What is today's AI genuinely good at?

Today's AI is strong at working with language: drafting, summarizing, translating, answering, and writing code. Knowing the strengths makes the failures easier to spot, because they are specific, not random.

Last updated 2026-06-15 · Physea Labs

A large language model is, at its core, a system trained to predict likely text. That sounds narrow, but it turns out to cover a lot of useful work. Models are strong at tasks where the answer is mostly about shaping language: drafting an email, summarizing a long document, translating between languages, rewriting in a different tone, explaining an idea at the right level, and writing or fixing code.

They are also good at pattern recognition over text you give them. Hand a model a messy block of notes and ask for the action items, or a contract and ask which clauses look unusual, and it often does well, because the relevant information is right there in front of it rather than dredged up from memory.

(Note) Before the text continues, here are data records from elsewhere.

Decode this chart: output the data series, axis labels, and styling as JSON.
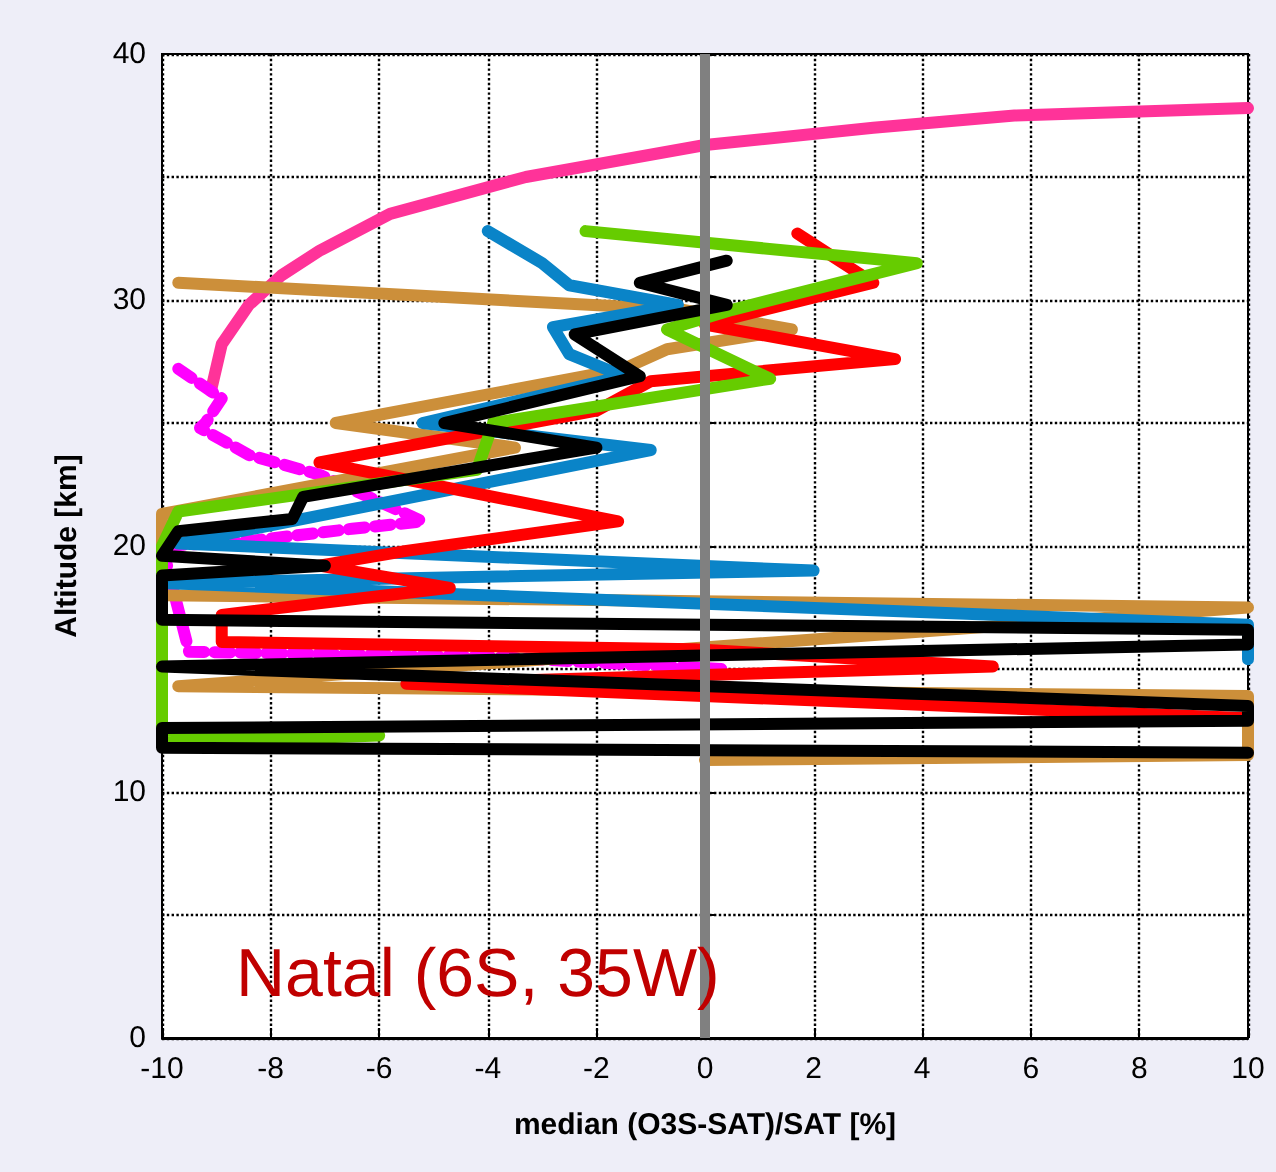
{
  "chart_data": {
    "type": "line",
    "xlabel": "median (O3S-SAT)/SAT [%]",
    "ylabel": "Altitude [km]",
    "annotations": [
      "Natal (6S, 35W)"
    ],
    "xlim": [
      -10,
      10
    ],
    "xticks": [
      -10,
      -8,
      -6,
      -4,
      -2,
      0,
      2,
      4,
      6,
      8,
      10
    ],
    "ylim": [
      0,
      40
    ],
    "yticks": [
      0,
      {
        "value": 5,
        "label": null
      },
      10,
      {
        "value": 15,
        "label": null
      },
      20,
      {
        "value": 25,
        "label": null
      },
      30,
      {
        "value": 35,
        "label": null
      },
      40
    ],
    "grid": true,
    "marker": "none",
    "line_style": "solid",
    "ref_lines": [
      {
        "axis": "x",
        "value": 0,
        "color": "#808080"
      }
    ],
    "series": [
      {
        "color": "#ff3399",
        "x": [
          -9.1,
          -8.9,
          -8.4,
          -7.8,
          -7.1,
          -5.8,
          -3.3,
          0,
          3.1,
          5.7,
          10
        ],
        "values": [
          26.3,
          28.2,
          29.8,
          31,
          32,
          33.5,
          35,
          36.3,
          37,
          37.5,
          37.8
        ]
      },
      {
        "color": "#ff00ff",
        "line_style": "dashed",
        "x": [
          -9.7,
          -8.9,
          -9.2,
          -9.3,
          -8.4,
          -7.1,
          -5.2,
          -6.5,
          -8.4,
          -10,
          -9.5,
          -4,
          0.3
        ],
        "values": [
          27.2,
          26,
          25,
          24.8,
          23.7,
          22.9,
          21,
          20.7,
          20.2,
          20,
          15.7,
          15.5,
          15
        ]
      },
      {
        "color": "#cc8f3a",
        "x": [
          -9.7,
          -0.4,
          1.6,
          -0.7,
          -1.5,
          -6.8,
          -3.5,
          -10,
          -10,
          10,
          -9.7,
          10,
          10,
          0
        ],
        "values": [
          30.7,
          29.6,
          28.8,
          28,
          27.2,
          25,
          24,
          21.3,
          18,
          17.5,
          14.3,
          13.9,
          11.5,
          11.3
        ]
      },
      {
        "color": "#0a84c8",
        "x": [
          -4,
          -3,
          -2.5,
          -0.5,
          -2.8,
          -2.5,
          -1.5,
          -5.2,
          -1,
          -9.7,
          2,
          -10,
          10,
          10
        ],
        "values": [
          32.8,
          31.5,
          30.6,
          29.8,
          28.9,
          27.8,
          26.9,
          25,
          23.9,
          20.1,
          19,
          18.5,
          16.8,
          15.4
        ]
      },
      {
        "color": "#ff0000",
        "x": [
          1.7,
          3.1,
          0,
          3.5,
          -1,
          -2,
          -7.1,
          -1.6,
          -5.5,
          -7.1,
          -4.7,
          -8.9,
          -8.9,
          -0.2,
          5.3,
          -5.5,
          10
        ],
        "values": [
          32.7,
          30.7,
          29,
          27.6,
          26.7,
          25.5,
          23.4,
          21,
          19.8,
          19.2,
          18.3,
          17.2,
          16.1,
          15.8,
          15.1,
          14.4,
          13
        ]
      },
      {
        "color": "#66cc00",
        "x": [
          -2.2,
          3.9,
          0.5,
          -0.7,
          1.2,
          -3.9,
          -4.2,
          -9.7,
          -10,
          -10,
          -6,
          -10
        ],
        "values": [
          32.8,
          31.5,
          29.6,
          28.8,
          26.8,
          25,
          23.1,
          21.4,
          20,
          12.5,
          12.3,
          12
        ]
      },
      {
        "color": "#000000",
        "x": [
          0.4,
          -1.2,
          0.4,
          -2.4,
          -1.2,
          -4.8,
          -2,
          -7.4,
          -7.6,
          -9.7,
          -10,
          -7,
          -10,
          -10,
          10,
          10,
          -10,
          10,
          10,
          -10,
          -10,
          10
        ],
        "values": [
          31.6,
          30.7,
          29.8,
          28.6,
          26.9,
          25,
          24,
          22,
          21.1,
          20.6,
          19.6,
          19.2,
          18.8,
          17,
          16.6,
          16,
          15.1,
          13.5,
          12.9,
          12.6,
          11.8,
          11.6
        ]
      }
    ]
  }
}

The honest picture is that the strengths and the weaknesses come from the same place. A model that predicts plausible text will produce fluent, helpful answers most of the time, and it will also produce fluent, confident answers when it should not. The failures are not random glitches. They cluster in a few predictable areas, and the rest of this topic walks through them one at a time: making things up, not knowing recent events, not truly understanding what it writes, and stumbling on exact math and counting.

Rule of thumb AI is most reliable when the answer is already in the text you provide, and least reliable when it has to recall a specific fact, stay current, or compute an exact result.